Berita bohong atau hoaks tentang kecurangan pemilu di Amerika Serikat (AS) diklaim turun 73 persen, setelah beberapa platform media sosial menangguhkan bahkan menutup permanen akun Donald Trump sejak pekan lalu.

Dikutip dari Washington Post, tren penurunan penyebar hoaks ini menggarisbawahi kekuatan perusahaan penyedia media sosial untuk membatasi berita bohong yang meracuni publik, hingga bertindak agresif.

Perusahaan riset Zignal Labs asal San Fransisco melaporkan bahwa percakapan tentang kecurangan pemilu AS turun dari 2,5 juta keyword menjadi 688.000 keyword di beberapa situs media sosial, seminggu setelah akun Trump ditutup Twitter.

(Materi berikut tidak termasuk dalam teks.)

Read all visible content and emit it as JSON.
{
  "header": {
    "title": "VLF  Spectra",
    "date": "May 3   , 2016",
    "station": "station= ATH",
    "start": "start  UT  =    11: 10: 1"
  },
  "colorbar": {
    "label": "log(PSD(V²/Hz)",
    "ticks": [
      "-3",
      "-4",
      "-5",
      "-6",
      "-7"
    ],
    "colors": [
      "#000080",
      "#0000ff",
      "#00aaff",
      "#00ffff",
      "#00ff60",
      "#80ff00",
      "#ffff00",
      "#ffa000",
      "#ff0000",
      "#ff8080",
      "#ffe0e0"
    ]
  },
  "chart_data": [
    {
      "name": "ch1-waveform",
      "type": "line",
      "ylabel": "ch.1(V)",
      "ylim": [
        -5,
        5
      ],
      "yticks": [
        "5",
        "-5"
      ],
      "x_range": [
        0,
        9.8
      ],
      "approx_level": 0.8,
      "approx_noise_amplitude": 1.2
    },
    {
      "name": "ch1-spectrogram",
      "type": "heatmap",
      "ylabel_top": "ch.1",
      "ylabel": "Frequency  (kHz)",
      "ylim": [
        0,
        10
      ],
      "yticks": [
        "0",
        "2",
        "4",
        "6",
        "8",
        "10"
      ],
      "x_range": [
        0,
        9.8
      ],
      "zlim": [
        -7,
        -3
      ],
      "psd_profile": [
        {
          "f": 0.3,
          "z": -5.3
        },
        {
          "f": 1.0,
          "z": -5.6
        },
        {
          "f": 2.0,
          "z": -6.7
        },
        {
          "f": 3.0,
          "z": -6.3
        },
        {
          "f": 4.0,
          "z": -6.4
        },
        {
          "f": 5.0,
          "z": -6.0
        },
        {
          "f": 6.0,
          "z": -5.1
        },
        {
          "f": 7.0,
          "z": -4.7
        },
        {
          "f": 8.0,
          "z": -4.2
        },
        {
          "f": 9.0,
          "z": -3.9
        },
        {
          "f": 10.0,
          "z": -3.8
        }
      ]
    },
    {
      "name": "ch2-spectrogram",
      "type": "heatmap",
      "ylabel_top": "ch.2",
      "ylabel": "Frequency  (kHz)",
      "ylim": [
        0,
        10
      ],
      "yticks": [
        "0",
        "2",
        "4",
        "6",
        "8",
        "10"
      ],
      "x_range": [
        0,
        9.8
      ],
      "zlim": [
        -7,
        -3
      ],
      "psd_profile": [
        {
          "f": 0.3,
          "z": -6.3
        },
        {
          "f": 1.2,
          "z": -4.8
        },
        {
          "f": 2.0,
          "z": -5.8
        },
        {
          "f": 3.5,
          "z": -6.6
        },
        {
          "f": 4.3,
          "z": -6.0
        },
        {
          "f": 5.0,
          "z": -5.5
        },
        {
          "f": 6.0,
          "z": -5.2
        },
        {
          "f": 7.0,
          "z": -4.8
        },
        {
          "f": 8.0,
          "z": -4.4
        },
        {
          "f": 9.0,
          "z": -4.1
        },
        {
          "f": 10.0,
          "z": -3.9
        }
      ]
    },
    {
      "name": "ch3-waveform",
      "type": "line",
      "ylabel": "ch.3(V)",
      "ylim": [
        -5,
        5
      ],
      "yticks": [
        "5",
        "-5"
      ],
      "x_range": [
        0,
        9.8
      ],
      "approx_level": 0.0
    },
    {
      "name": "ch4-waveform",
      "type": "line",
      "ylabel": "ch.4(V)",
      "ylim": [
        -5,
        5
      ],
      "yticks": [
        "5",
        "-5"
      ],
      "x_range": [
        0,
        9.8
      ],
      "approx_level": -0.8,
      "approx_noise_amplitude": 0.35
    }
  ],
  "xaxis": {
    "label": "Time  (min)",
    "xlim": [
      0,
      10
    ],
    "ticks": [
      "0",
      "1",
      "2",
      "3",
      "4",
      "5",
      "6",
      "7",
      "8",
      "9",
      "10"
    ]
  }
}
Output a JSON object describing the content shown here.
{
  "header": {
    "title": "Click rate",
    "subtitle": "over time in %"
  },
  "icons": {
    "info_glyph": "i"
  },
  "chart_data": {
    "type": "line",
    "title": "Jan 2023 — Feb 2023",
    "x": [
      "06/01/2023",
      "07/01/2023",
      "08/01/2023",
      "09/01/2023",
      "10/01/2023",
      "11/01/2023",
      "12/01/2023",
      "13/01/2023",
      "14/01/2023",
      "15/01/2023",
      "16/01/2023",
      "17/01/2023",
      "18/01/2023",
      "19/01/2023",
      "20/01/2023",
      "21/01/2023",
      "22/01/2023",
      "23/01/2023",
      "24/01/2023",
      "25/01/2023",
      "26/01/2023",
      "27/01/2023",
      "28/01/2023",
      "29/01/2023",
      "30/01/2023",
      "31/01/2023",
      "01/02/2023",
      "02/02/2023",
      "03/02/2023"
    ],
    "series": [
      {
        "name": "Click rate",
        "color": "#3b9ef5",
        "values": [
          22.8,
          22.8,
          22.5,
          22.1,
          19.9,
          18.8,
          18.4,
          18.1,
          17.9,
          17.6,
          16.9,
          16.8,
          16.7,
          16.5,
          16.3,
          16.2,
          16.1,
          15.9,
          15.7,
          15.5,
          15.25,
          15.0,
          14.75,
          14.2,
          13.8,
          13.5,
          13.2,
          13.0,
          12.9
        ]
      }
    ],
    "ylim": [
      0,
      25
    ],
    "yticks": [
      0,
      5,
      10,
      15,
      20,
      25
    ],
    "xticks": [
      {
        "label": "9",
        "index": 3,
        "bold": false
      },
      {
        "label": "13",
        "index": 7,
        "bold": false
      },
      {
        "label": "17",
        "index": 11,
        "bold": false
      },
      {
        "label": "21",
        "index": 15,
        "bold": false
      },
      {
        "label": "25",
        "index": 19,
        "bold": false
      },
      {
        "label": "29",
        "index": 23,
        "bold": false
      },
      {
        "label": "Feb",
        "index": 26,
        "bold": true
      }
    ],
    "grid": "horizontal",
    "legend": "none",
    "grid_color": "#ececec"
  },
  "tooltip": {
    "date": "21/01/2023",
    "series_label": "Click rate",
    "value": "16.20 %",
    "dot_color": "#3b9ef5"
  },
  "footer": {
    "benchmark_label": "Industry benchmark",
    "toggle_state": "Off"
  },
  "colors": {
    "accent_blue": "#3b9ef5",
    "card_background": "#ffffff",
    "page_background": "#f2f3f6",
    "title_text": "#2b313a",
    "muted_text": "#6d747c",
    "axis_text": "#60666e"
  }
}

Penyebaran hoaks melalui media telah terjadi berbulan-bulan pasca pemilihan umum yang diselenggarakan di AS November 2020 lalu. Hal ini membuat sebagian pendukungnya melakukan demonstrasi yang berujung rusuh di gedung Capitol AS Jumat 6 Januari 2021.

Tim riset menemukan turunnya disinformasi pemilu AS khususnya di Twitter terjadi setelah akun Trump ditutup permanen 8 Januari 2020.

Penangguhan dan penutupan akun media sosial Trump tidak hanya dilakukan twitter saja, Facebook, Instagram, Snapchat, Twitch, Spotify, hingga Shopify juga melakukan hal serupa.

Facebook tidak menutup akun Trump secara permanen, namun penangguhan tersebut dapat dipulihkan kembali setelah pelantikan Joe Biden menjadi Presiden AS.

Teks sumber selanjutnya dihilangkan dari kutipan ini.